With the race on to see who can create the most elaborate watches with the most unusual features, people tend to ignore what may be the single most common watch complication of all – the automatic watch.
In fact, the automatic watch movement is such a common complication today that it, like the tourbillon, is often not regarded as a complication at all. Still, by the most common definition, that being a watch feature that does something other than tell the time, the self-winding automatic movement should qualify.
Self-winding pocket watches were first made experimentally more than two hundred years ago, though they never were produced on a mass scale.
It wasn’t until the early 20th century that the self-winding movement began to appear in wrist watches and even then, it took several decades to come up with a movement that was reliable and which didn’t have drawbacks. Early models had “knocks” which occurred when the rotating weight hit a spring that was installed to cushion the rotor as it hit the end of its stroke.
Obviously, no one would want to own a watch that either made noise or which had a weight that you could actually feel moving while you were going about your day. These early models used a mechanism that modern automatic watches use, but one that had yet to be refined.

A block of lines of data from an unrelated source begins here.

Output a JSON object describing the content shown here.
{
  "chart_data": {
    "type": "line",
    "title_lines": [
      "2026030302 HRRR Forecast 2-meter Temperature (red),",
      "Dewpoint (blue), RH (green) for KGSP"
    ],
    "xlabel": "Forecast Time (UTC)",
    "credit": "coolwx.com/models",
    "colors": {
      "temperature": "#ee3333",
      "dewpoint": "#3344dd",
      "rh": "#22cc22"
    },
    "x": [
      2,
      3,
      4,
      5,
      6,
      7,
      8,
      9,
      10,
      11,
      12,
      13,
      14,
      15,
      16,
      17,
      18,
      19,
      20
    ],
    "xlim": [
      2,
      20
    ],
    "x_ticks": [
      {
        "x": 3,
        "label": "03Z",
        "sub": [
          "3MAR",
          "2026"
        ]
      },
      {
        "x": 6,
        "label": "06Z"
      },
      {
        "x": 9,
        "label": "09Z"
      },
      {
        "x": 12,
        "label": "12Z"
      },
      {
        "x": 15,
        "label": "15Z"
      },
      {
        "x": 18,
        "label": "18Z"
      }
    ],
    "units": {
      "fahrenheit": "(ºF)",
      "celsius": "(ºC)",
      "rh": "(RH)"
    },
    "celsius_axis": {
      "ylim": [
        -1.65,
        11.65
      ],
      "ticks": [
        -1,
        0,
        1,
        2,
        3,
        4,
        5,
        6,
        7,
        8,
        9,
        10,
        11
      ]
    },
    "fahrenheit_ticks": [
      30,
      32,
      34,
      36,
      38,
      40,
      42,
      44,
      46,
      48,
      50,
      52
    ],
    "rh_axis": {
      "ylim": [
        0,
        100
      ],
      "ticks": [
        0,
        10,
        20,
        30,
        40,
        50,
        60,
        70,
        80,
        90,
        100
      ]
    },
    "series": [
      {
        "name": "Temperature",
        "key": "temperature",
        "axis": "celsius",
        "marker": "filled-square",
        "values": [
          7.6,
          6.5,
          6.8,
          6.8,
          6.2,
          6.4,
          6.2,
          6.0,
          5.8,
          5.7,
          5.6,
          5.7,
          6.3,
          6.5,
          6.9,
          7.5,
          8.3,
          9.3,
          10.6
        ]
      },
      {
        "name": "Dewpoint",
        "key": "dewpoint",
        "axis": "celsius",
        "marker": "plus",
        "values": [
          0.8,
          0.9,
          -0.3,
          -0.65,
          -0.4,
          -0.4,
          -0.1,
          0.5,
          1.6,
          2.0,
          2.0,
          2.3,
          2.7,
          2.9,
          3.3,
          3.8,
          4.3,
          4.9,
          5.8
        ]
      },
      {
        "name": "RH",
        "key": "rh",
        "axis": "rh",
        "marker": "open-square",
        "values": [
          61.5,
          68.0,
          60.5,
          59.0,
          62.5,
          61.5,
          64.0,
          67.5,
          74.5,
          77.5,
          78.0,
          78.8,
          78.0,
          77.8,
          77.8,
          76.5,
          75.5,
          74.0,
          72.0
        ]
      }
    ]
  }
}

Eventually, someone patented a method that worked well and then, as these things usually go, someone else got a hold of that method and improved it. In the case of the automatic watch, that movement was improved by Rolex, which began working on it in the early 1930s. By the mid-1950s, they were using it in most of their watches.
Of course, other companies picked up on it, too, as no one was going to allow Rolex to be the only company that sold a watch that didn’t need to be wound on a daily basis. By the mid-1960s, the automatic watch was so common that few people found it remarkable anymore.
There have been a few refinements since, mostly involving making the movement as thin as possible. Anything that adds complexity to a watch movement will also add size, and in the case of automatic movements, which require a moving weight to wind the watch, these movements usually resulted in a thicker watch. Over the years, however, many companies have developed a way to make a self-winding movement that isn’t noticeably thicker than one that is manually wound.
Fortunately for buyers, automatic watches are now common enough that the addition of that complication also adds little to the cost of the watch. In fact, in addition to being the most common watch complication, a self-winding movement is also likely the most affordable and most useful.